Like Cronkite’s Pronouncements About Tet, Heath Ledger’s Departure Portends Trouble For Second-Tier Celebrity Mascots Across Brooklyn . . .
Because once you’ve lost Heath, mass foreclosures can’t be far off . . . Heath Ledger as leading economic indicator:
Posted: October 1st, 2007 | Filed under: Brooklyn, Celebrity, Real EstateIt wasn’t supposed to matter to Brooklyn. Heath Ledger, the crown prince of the borough’s celebrity aristocracy, apparently fled his fiefdom in Boerum Hill for Manhattan after splitting up with his girlfriend, the actress Michelle Williams.
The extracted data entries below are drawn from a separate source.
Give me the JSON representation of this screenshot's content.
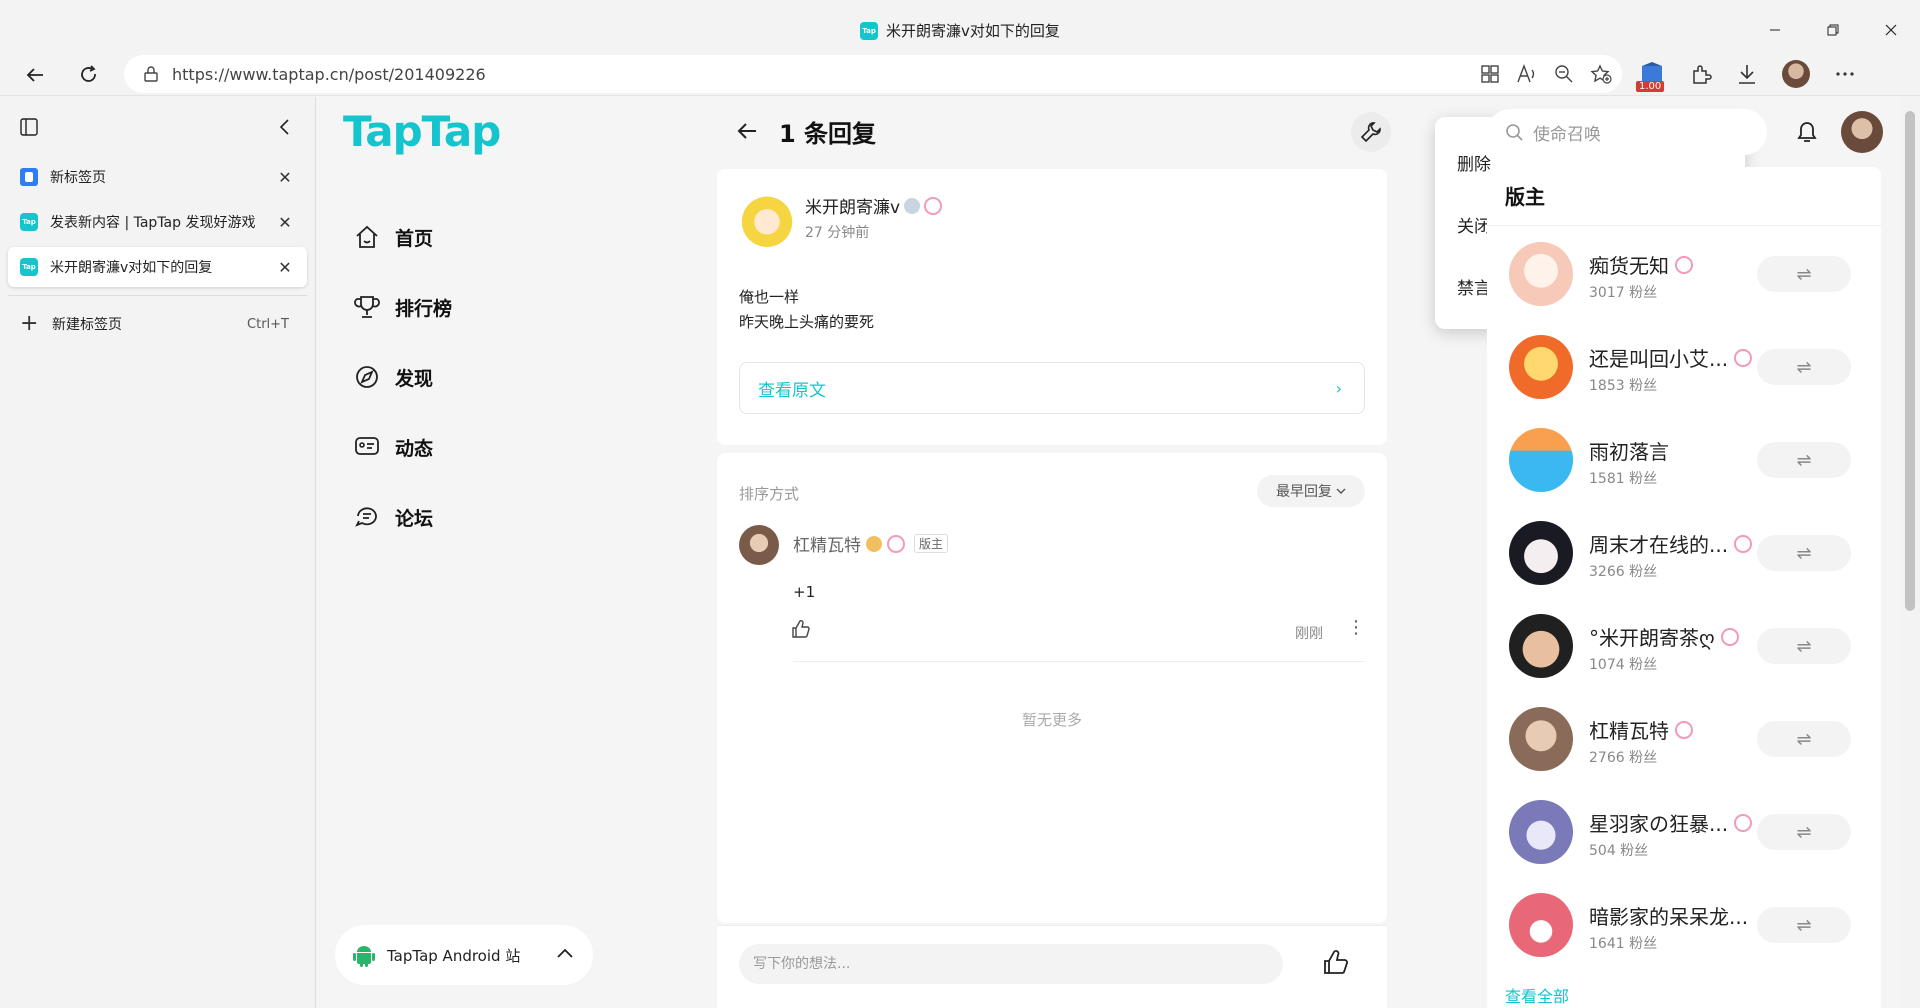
{
  "browser": {
    "tab_title": "米开朗寄濂v对如下的回复",
    "url": "https://www.taptap.cn/post/201409226",
    "ext_badge": "1.00",
    "tabs": [
      {
        "label": "新标签页",
        "favicon": "newtab"
      },
      {
        "label": "发表新内容 | TapTap 发现好游戏",
        "favicon": "tap"
      },
      {
        "label": "米开朗寄濂v对如下的回复",
        "favicon": "tap",
        "active": true
      }
    ],
    "new_tab_label": "新建标签页",
    "new_tab_shortcut": "Ctrl+T",
    "favicon_text": "Tap"
  },
  "site": {
    "logo": "TapTap",
    "nav": [
      {
        "label": "首页",
        "icon": "home-icon"
      },
      {
        "label": "排行榜",
        "icon": "trophy-icon"
      },
      {
        "label": "发现",
        "icon": "discover-icon"
      },
      {
        "label": "动态",
        "icon": "feed-icon"
      },
      {
        "label": "论坛",
        "icon": "forum-icon"
      }
    ],
    "android_label": "TapTap Android 站"
  },
  "post": {
    "title": "1 条回复",
    "author_name": "米开朗寄濂v",
    "author_time": "27 分钟前",
    "body_lines": [
      "俺也一样",
      "昨天晚上头痛的要死"
    ],
    "view_original": "查看原文",
    "sort_label": "排序方式",
    "sort_value": "最早回复",
    "reply": {
      "name": "杠精瓦特",
      "tag": "版主",
      "text": "+1",
      "time": "刚刚"
    },
    "no_more": "暂无更多",
    "comment_placeholder": "写下你的想法..."
  },
  "menu": {
    "items": [
      "删除",
      "关闭回复",
      "禁言该用户"
    ]
  },
  "sidebar": {
    "search_placeholder": "使命召唤",
    "mod_title": "版主",
    "mods": [
      {
        "name": "痴货无知",
        "fans": "3017 粉丝",
        "color": "#f6c9b8"
      },
      {
        "name": "还是叫回小艾...",
        "fans": "1853 粉丝",
        "color": "#f06a2a"
      },
      {
        "name": "雨初落言",
        "fans": "1581 粉丝",
        "color": "#3ab8f0"
      },
      {
        "name": "周末才在线的...",
        "fans": "3266 粉丝",
        "color": "#d8d8e8"
      },
      {
        "name": "°米开朗寄茶ღ",
        "fans": "1074 粉丝",
        "color": "#e8c0a0"
      },
      {
        "name": "杠精瓦特",
        "fans": "2766 粉丝",
        "color": "#8a6a58"
      },
      {
        "name": "星羽家の狂暴...",
        "fans": "504 粉丝",
        "color": "#7a7ab8"
      },
      {
        "name": "暗影家的呆呆龙...",
        "fans": "1641 粉丝",
        "color": "#e86878"
      }
    ],
    "follow_symbol": "⇌",
    "view_all": "查看全部"
  },
  "colors": {
    "brand": "#15c5ce"
  }
}
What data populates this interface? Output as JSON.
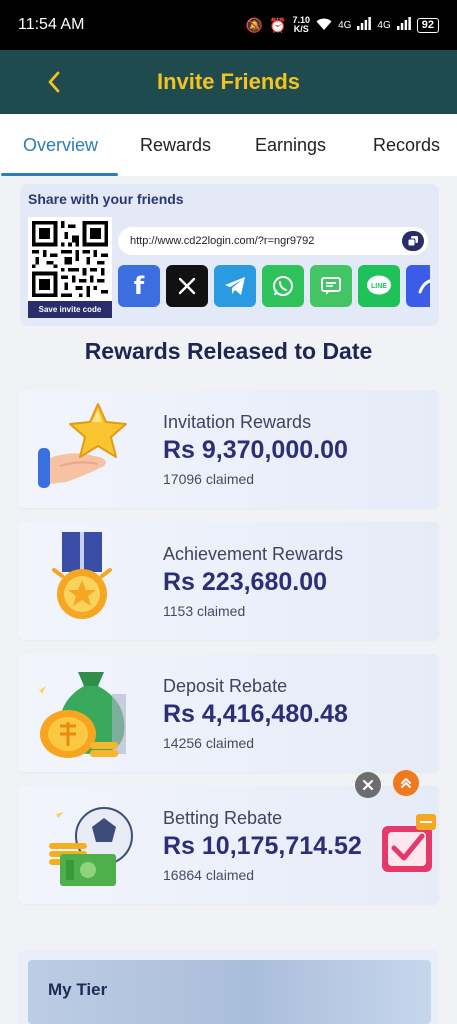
{
  "status_bar": {
    "time": "11:54 AM",
    "speed_value": "7.10",
    "speed_unit": "K/S",
    "network_1": "4G",
    "network_2": "4G",
    "battery": "92"
  },
  "header": {
    "title": "Invite Friends",
    "back_icon": "chevron-left-icon"
  },
  "tabs": [
    {
      "label": "Overview",
      "active": true
    },
    {
      "label": "Rewards",
      "active": false
    },
    {
      "label": "Earnings",
      "active": false
    },
    {
      "label": "Records",
      "active": false
    }
  ],
  "share": {
    "title": "Share with your friends",
    "save_label": "Save invite code",
    "link": "http://www.cd22login.com/?r=ngr9792",
    "socials": [
      {
        "name": "facebook",
        "icon": "facebook-icon",
        "color": "#3b6fe0"
      },
      {
        "name": "x",
        "icon": "x-icon",
        "color": "#111111"
      },
      {
        "name": "telegram",
        "icon": "telegram-icon",
        "color": "#2a9be0"
      },
      {
        "name": "whatsapp",
        "icon": "whatsapp-icon",
        "color": "#2fc15a"
      },
      {
        "name": "sms",
        "icon": "message-icon",
        "color": "#43c465"
      },
      {
        "name": "line",
        "icon": "line-icon",
        "label": "LINE",
        "color": "#1fc258"
      },
      {
        "name": "more",
        "icon": "share-more-icon",
        "color": "#3a5ce8"
      }
    ]
  },
  "rewards": {
    "title": "Rewards Released to Date",
    "items": [
      {
        "label": "Invitation Rewards",
        "amount": "Rs  9,370,000.00",
        "claimed": "17096 claimed",
        "icon": "hand-star-icon"
      },
      {
        "label": "Achievement Rewards",
        "amount": "Rs  223,680.00",
        "claimed": "1153 claimed",
        "icon": "medal-icon"
      },
      {
        "label": "Deposit Rebate",
        "amount": "Rs  4,416,480.48",
        "claimed": "14256 claimed",
        "icon": "money-bag-icon"
      },
      {
        "label": "Betting Rebate",
        "amount": "Rs  10,175,714.52",
        "claimed": "16864 claimed",
        "icon": "football-cash-icon"
      }
    ]
  },
  "floating": {
    "close_icon": "close-icon",
    "up_icon": "double-chevron-up-icon",
    "gift_icon": "gift-calendar-icon"
  },
  "tier": {
    "title": "My Tier"
  },
  "colors": {
    "header_bg": "#1f4b4f",
    "header_title": "#f3c420",
    "tab_active": "#2a7fb8",
    "amount": "#2c2f78"
  }
}
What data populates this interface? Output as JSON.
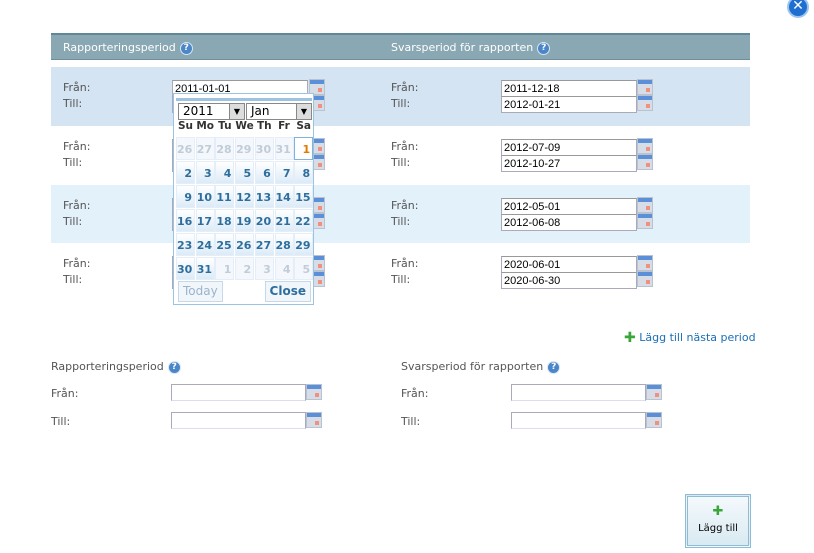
{
  "header": {
    "report_period": "Rapporteringsperiod",
    "response_period": "Svarsperiod för rapporten",
    "help_icon": "?"
  },
  "labels": {
    "from": "Från:",
    "to": "Till:"
  },
  "rows": [
    {
      "report_from": "2011-01-01",
      "report_to": "",
      "resp_from": "2011-12-18",
      "resp_to": "2012-01-21"
    },
    {
      "report_from": "",
      "report_to": "",
      "resp_from": "2012-07-09",
      "resp_to": "2012-10-27"
    },
    {
      "report_from": "",
      "report_to": "",
      "resp_from": "2012-05-01",
      "resp_to": "2012-06-08"
    },
    {
      "report_from": "",
      "report_to": "",
      "resp_from": "2020-06-01",
      "resp_to": "2020-06-30"
    }
  ],
  "datepicker": {
    "year": "2011",
    "month": "Jan",
    "weekdays": [
      "Su",
      "Mo",
      "Tu",
      "We",
      "Th",
      "Fr",
      "Sa"
    ],
    "days": [
      [
        "26",
        "27",
        "28",
        "29",
        "30",
        "31",
        "1"
      ],
      [
        "2",
        "3",
        "4",
        "5",
        "6",
        "7",
        "8"
      ],
      [
        "9",
        "10",
        "11",
        "12",
        "13",
        "14",
        "15"
      ],
      [
        "16",
        "17",
        "18",
        "19",
        "20",
        "21",
        "22"
      ],
      [
        "23",
        "24",
        "25",
        "26",
        "27",
        "28",
        "29"
      ],
      [
        "30",
        "31",
        "1",
        "2",
        "3",
        "4",
        "5"
      ]
    ],
    "selected": "1",
    "today_label": "Today",
    "close_label": "Close"
  },
  "add_next_period": "Lägg till nästa period",
  "new_period": {
    "report_period": "Rapporteringsperiod",
    "response_period": "Svarsperiod för rapporten",
    "from": "Från:",
    "to": "Till:"
  },
  "add_button": "Lägg till",
  "close_icon": "✕",
  "colors": {
    "header": "#8aa8b4",
    "row_alt1": "#d4e4f2",
    "row_alt2": "#e3f1fb",
    "link": "#1b6fb5"
  }
}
“To each his own,” said Jay Wilkinson, 29, an actor who lives in the neighborhood, speaking just blocks from the house on Dean Street where Mr. Ledger had lived since 2005 with Ms. Williams and their daughter, Matilda. He echoed a theme expressed by many on blogs and in the streets after the breakup. We barely notice the stars among us. If we lose one, no big deal.
In that, though, lies a tale of arriviste anxiety. What if Brooklyn’s recent cachet as the locus for what’s next is little more than a thin and fragile crust of chic, hiding the insecurity of people who constantly measure the social currency of their ZIP code by Manhattan standards?
The number of trendy boutiques, bistros and music clubs in Brooklyn may have spiked in the last five years, but its infrastructure of cool still represents only a fraction of that found in Manhattan. Its new identity is moored to a finite number of shops, restaurants, luxury condominiums and, yes, celebrities. If even one leaves, a void is created. Could the borough’s new status vanish as quickly as it ascended?
In recent years, Brooklyn’s pool of second-tier celebrity mascots (John Turturro, Rosie Perez, Norman Mailer, Steve Buscemi) has swollen and taken on a level of movie-star glamour, thanks to recent home buyers like Jennifer Connelly and her husband, Paul Bettany, Adrian Grenier and Maggie Gyllenhaal and Peter Sarsgaard.
These famous names, functioning as both symbols and selling points for the new Brooklyn, helped drive up property values, provided a focus for gossip in coffeehouses and dog runs, and instilled pride among the tide of newcomers who arrived — sort of by choice — from Manhattan and beyond.